Pancakes and Milkshakes but not Waffles

‘Twas that most wonderful time of the year. That five-day February weekend culminating in my most favorite day of all: Family Day. [Because apparently Albertans don’t spend as much time with their families as other Canadians?]

This year, thanks to not-entirely pleasant temperatures and bronchial distress (and, let’s face it: habit) we spent the five days mostly hibernating. Which is not the best way to approach five days of no school with three boys, but we pushed through and made it to today when the Gort ran into our room at 7.50am saying, in a panicky voice, ‘it’s 7.50am!’ worrying that 20 minutes might not be enough for him to eat a bowl of cereal and drive the three minutes to school. Apparently we parents are not the only ones feeling the effects of too much togetherness.

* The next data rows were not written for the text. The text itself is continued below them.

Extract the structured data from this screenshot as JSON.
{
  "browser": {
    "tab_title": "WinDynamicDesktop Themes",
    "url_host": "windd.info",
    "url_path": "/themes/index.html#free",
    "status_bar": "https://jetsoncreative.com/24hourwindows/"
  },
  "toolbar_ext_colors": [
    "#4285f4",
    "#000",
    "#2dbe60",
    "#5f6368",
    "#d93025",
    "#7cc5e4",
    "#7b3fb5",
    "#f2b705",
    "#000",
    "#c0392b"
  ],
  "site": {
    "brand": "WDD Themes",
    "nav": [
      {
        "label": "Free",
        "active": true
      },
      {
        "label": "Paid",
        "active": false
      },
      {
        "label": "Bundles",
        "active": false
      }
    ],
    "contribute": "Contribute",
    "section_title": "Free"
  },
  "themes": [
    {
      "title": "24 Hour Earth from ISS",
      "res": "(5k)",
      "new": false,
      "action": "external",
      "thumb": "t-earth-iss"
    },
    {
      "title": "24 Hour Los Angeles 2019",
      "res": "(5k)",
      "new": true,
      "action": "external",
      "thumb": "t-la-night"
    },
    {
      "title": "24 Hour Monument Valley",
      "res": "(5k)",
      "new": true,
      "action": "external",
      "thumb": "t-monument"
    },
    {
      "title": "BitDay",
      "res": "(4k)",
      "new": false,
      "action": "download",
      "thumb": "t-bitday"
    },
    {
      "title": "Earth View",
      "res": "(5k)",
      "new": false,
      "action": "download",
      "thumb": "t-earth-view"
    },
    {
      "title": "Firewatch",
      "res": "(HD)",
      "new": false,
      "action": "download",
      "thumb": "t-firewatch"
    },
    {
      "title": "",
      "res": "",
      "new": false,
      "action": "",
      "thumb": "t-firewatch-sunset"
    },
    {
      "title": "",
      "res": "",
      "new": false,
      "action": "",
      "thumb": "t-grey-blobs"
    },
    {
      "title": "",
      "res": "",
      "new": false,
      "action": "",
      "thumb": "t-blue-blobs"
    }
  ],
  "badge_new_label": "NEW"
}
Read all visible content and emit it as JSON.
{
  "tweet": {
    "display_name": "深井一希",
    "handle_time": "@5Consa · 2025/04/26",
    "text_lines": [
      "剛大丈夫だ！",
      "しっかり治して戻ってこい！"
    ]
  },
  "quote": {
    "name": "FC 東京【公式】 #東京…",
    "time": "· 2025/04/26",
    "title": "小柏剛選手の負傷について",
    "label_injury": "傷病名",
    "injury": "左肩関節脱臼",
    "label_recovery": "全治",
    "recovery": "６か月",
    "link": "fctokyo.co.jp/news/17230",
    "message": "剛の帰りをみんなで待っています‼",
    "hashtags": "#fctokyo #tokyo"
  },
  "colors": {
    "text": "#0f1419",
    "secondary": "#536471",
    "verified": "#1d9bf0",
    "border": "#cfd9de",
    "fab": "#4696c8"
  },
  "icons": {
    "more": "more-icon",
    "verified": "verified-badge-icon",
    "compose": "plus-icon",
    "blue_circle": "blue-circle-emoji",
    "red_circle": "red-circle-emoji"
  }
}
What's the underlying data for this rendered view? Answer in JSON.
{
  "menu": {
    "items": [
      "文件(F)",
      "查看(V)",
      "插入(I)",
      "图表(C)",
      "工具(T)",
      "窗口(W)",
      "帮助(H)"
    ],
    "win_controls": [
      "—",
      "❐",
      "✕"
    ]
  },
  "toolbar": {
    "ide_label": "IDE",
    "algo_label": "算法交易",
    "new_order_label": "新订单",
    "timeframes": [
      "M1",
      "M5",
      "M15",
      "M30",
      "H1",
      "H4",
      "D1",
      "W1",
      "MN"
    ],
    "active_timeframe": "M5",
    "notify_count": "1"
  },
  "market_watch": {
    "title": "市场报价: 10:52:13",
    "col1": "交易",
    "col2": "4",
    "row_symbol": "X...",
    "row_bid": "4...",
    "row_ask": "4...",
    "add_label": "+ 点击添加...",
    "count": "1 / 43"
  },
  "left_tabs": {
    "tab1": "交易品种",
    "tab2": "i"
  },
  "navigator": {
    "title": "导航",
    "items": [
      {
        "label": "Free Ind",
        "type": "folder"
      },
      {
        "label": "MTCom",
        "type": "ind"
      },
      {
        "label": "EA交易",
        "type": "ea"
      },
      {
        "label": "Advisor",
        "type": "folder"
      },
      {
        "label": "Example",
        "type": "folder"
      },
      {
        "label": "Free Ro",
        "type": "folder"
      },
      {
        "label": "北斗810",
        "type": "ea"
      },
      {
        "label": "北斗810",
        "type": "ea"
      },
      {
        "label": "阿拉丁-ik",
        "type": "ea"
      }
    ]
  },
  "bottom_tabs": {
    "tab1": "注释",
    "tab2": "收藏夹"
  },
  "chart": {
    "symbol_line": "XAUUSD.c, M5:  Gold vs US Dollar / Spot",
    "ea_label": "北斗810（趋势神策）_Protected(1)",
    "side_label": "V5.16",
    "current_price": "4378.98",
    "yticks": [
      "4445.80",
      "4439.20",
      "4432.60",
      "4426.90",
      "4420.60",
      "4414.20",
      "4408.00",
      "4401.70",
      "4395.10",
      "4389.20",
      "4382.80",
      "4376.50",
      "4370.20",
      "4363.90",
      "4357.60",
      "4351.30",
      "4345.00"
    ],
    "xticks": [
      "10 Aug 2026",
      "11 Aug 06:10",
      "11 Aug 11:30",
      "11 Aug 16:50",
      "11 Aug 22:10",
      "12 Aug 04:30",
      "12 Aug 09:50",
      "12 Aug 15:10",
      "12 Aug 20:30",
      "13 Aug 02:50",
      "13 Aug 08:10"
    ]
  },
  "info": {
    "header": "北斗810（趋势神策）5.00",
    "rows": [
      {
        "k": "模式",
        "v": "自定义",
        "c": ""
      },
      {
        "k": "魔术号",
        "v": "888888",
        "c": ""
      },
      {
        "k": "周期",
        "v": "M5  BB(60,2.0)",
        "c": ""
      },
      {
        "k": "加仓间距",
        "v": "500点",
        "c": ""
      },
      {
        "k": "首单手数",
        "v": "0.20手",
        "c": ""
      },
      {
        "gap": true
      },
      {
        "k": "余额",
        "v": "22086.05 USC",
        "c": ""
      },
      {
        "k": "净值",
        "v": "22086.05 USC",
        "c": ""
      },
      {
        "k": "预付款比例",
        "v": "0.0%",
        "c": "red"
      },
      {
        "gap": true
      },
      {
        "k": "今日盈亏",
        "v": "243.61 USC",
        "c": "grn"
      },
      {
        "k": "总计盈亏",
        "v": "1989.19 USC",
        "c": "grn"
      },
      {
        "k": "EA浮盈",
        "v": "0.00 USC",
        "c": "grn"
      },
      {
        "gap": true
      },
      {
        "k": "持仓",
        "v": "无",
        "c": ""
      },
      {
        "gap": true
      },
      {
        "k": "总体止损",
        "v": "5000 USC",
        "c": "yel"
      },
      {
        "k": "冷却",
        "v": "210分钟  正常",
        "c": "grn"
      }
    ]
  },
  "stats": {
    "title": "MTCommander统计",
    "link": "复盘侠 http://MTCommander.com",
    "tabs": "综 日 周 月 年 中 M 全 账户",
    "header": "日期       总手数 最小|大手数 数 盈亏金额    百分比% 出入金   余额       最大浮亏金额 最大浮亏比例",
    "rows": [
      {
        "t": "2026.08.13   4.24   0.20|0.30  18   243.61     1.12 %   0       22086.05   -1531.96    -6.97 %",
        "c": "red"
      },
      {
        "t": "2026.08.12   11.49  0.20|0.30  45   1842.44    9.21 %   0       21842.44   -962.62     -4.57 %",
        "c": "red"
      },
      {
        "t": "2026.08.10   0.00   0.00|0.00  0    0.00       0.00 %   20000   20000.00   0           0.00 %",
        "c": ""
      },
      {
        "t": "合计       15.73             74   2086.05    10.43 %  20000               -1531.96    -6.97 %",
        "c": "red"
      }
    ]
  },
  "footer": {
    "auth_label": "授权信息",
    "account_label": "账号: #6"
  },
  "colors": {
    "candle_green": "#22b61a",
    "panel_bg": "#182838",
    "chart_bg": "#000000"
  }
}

On Saturday – or Day 3 as I like to call it – when I managed to drag myself out of bed, I found the Hen had given himself a series of home tattoos. With a green marker. His nose. His upper lip. His cheek(s). His stomach. His back. The underside of his wrists? 

It was the kind of incident that perfectly sums up what I like to refer to as ‘the Johnson way’. A somewhat bizarre moment that almost certainly does not occur in other households. Like the Gort’s recent fascination with a pair of white gloves and a white baseball cap.

For the Grade 2 assembly, we received a little note – and by ‘little’, I do mean a trimmed piece of paper on which a few words were printed. (At least that’s what I think it was, because the note disappeared along with all the logistical information about the day and I was left scrambling…checking the school website, frantically emailing friends and asking teachers for information about the big day.) I believe the note instructed parents to send a ‘white accessory’ to school with their student for the final performance.

In this xy-chromosome-laden house, our accessories tend to be black. Not white. Save a rather tattered adult-size US Open Tennis baseball cap that a friend gave me many years ago. So at 8 o’clock the night before the big show, I drove to the dollar store in search of something white. I found a white feather boa. I called the professor. ‘Can you ask the Gort if he would like a white feather boa?’ Silence. ‘This is the Gort’s Dad,’ my better half finally mustered, ‘he would not like to see his son in a white feather boa.’ Fair enough.

I scoured the aisles and found a pair of white ‘manicure’ gloves (i.e. thin, cotton gloves) in the beauty section which, in my desperate state, I grabbed. Not entirely satisfied with dressing my child as a mime, I headed to Winners to see if they might have any white accessories. I found a white baseball cap (and three bars of Lindt Dark Chocolate with Sea Salt) and went home.

Well the Gort developed an attachment to his accessories and, for forty eight hours afterwards, could be seen wearing his detective coat, his white cap and his white gloves at all times. Even over his pajamas. (Though not upon his head as in the picture above, which he did solely for my ‘benefit’.)

The Johnson Way.

So, on Day 3 of Family Weekend, when the professor took his oldest two boys to Nose Hill for a rock-collecting expedition, one of them looked like a little green Martian. Other families go skiing, but the Johnsons cover themselves with green marker and go looking for rocks. The boys returned several hours later; the Gort’s school backpack filled halfway with a motley of very-similar-looking rocks. Enough rocks to fill four large yogurt containers. Seriously.

After they returned with their bounty, the professor made his specialty-dinner: pancakes, bacon and eggs; loved by all the boy-children. The Hen was playing in the basement with his brothers. Suddenly he sniffed the air – like a dog – announced: ‘I smell bacon’ and ran upstairs.

They polished off more pancakes than anyone should eat in a week and, at the end, the Gort thanked his dad for the meal. ‘Hey Dad, your pancakes are really delicious,’ he encouraged sincerely, ‘but not your waffles.’

The Hen chimed in, ‘yeah Daddy makes good pancakes….and milkshakes’ but not waffles.

Counting down the days till Spring Break.

2 thoughts on “Pancakes and Milkshakes but not Waffles

  1. Were all 20+ kids (with white accessories) playing their recorders at this assembly? That must have been quite an experience.

  2. Why yes. A little piece called ‘Mambo Suave’ or something like that. And it wasn’t 20+ kids. It was more like 80. Quite an impact that made.